Ma mère m’appelait déjà Ahouefa à la maison mais j’ai voulu être appelée ainsi car il a beaucoup plus de signification et me permet d’embrasser mes origines. Ahouefa, c’est un prénom issu de l’ethnie mina et se traduit par « paix dans la maison ». Il me renvoie plus intimement à mon histoire familiale. C’est un prénom donné à un enfant dont les parents espèrent qu’il apportera douceur, apaisement et réconciliation autour de lui. Ça m’a notamment permis de me réconcilier avec mon identité d’immigrée malgré les stigmates qui ont pu y être accolés.
Assimilation ? Nous ne sommes pas des êtres déracinés !
Je suis heureuse de pouvoir jongler entre ces deux facettes de ce que je suis. Et non, mon envie de garder un lien avec ma culture d’origine n’est pas une provocation. Même si mes souvenirs du Bénin sont parcellaires et nourris essentiellement par des photos, je refuse l’assimilation culturelle complète. Si les Français légitiment le droit d’être attachés à leurs racines culturelles, je dois pouvoir le faire aussi hors de mon territoire de naissance non ? Nous ne sommes pas des êtres déracinés ! Ce n’est pas nécessaire pour faire partie de la communauté nationale. Je ne céderai pas à la demande d’assimilation complète.
Étant arrivée tôt, mon intégration a été facilitée puisque toute ma scolarité a été effectuée ici. Aujourd’hui, je me sens plutôt bien intégrée : plus encore, je suis en études d’histoire et de sciences politiques. Je ne peux pas faire mieux en terme de connaissance du pays ! Les seuls moments où je remets en question mon intégration sont lors de mes rencontres avec les services administratifs de l’État.
Mon intégration est aussi une mobilisation
Cette intégration passe aussi par le droit que je me suis donnée de me mobiliser pour des enjeux politiques et sociaux de mon pays d’accueil ! Même si les adultes de ma famille me disent (encore) : « Tu n’es pas chez toi, fais tes études et ne t’occupe pas de ça. »
Il m’a fallu du temps pour me le dire. Et pour me convaincre que peu importe que tu sois née ici ou pas, ou comment tu t’appelles, les décisions politiques ont un impact sur ta vie et la construction de ton avenir. Quand je me rends en manifestation pour défendre le service public, c’est aussi pour permettre aux étrangers de bénéficier d’un accueil plus digne lorsqu’ils sont confrontés au service de l’État. Le mépris des usagers m’a tellement marquée qu’à 17 ans, j’ai dû envoyer plusieurs mails de réclamations concernant les conditions d’accueil des étrangers en préfecture. Et, pour ma mère, nos démarches impliquaient aussi des difficultés d’accès à l’emploi qui nous ont rendu plus compliqué l’accès à un logement décent.
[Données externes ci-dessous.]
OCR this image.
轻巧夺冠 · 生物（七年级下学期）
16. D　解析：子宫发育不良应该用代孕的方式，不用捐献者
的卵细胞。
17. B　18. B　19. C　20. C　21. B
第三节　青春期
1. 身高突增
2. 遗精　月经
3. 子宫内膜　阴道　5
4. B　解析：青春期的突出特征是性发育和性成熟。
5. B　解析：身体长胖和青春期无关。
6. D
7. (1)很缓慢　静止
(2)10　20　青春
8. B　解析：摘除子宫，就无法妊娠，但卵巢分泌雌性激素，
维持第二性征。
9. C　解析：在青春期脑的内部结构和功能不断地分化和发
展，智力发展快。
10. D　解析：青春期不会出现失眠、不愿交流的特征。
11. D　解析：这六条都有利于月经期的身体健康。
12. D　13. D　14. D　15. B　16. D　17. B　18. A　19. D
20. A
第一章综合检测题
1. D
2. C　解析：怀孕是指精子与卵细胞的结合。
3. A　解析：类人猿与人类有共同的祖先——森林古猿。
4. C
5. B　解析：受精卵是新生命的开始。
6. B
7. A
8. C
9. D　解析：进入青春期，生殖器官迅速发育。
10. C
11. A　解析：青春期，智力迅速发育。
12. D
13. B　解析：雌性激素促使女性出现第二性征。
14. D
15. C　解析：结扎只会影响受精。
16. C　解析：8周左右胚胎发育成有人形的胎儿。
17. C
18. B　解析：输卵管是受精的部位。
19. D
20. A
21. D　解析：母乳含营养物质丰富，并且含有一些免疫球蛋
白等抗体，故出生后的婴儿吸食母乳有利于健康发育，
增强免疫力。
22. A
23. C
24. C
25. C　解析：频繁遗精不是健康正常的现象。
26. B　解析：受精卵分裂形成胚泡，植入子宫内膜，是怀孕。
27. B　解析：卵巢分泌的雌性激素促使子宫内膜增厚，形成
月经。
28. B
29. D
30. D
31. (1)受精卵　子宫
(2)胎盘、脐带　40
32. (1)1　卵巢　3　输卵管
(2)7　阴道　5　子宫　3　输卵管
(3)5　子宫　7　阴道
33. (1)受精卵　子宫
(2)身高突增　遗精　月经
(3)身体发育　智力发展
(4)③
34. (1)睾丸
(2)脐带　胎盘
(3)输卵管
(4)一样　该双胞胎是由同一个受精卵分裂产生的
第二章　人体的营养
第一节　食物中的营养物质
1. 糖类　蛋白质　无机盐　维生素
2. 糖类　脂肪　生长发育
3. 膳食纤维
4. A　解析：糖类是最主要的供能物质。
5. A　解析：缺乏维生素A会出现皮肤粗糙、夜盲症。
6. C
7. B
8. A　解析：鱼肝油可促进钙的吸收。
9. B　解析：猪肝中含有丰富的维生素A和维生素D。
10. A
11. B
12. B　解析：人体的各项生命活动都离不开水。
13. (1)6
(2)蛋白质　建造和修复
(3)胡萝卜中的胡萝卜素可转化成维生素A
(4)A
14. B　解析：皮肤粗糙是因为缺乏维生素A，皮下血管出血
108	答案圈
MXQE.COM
Montrer aux jeunes non-Français d’autres canaux d’expression que le vote
Quand je manifeste contre les violences policières, c’est aussi parce que les étrangers sont très vulnérables face aux contrôles de police et cela conduit dans certains cas à l’expulsion : la double peine. Quand je m’engage en faveur de l’égalité des chances et de la promotion de l’engagement citoyen, c’est aussi pour montrer aux jeunes non-Français qu’ils ont des canaux d’action et d’expression hors du vote. Et, les sujets pour lesquels je me mobilise sont les mêmes que ceux de mes amis nés ici.
Il m’a fallu mettre de la distance entre la manière dont l’administration me définit et ce que cela implique dans l’imaginaire collectif (l’immigré qui doit être nécessairement reconnaissant d’avoir trouvé refuge dans le pays d’accueil et rester silencieux même en cas d’injustice). Le « bon migrant » pour bon nombre de nos hommes et femmes politiques, c’est celui qui se tait et qui chante à la France son amour. Même lorsqu’elle s’écarte des valeurs qu’elle entend incarner. Il m’en a fallu du temps pour accepter mes deux prénoms, mes deux identités. Mais, aujourd’hui, je refuse de fermer les yeux quand la République dans laquelle j’ai grandi ne tient pas ses promesses de liberté, d’égalité et de fraternité.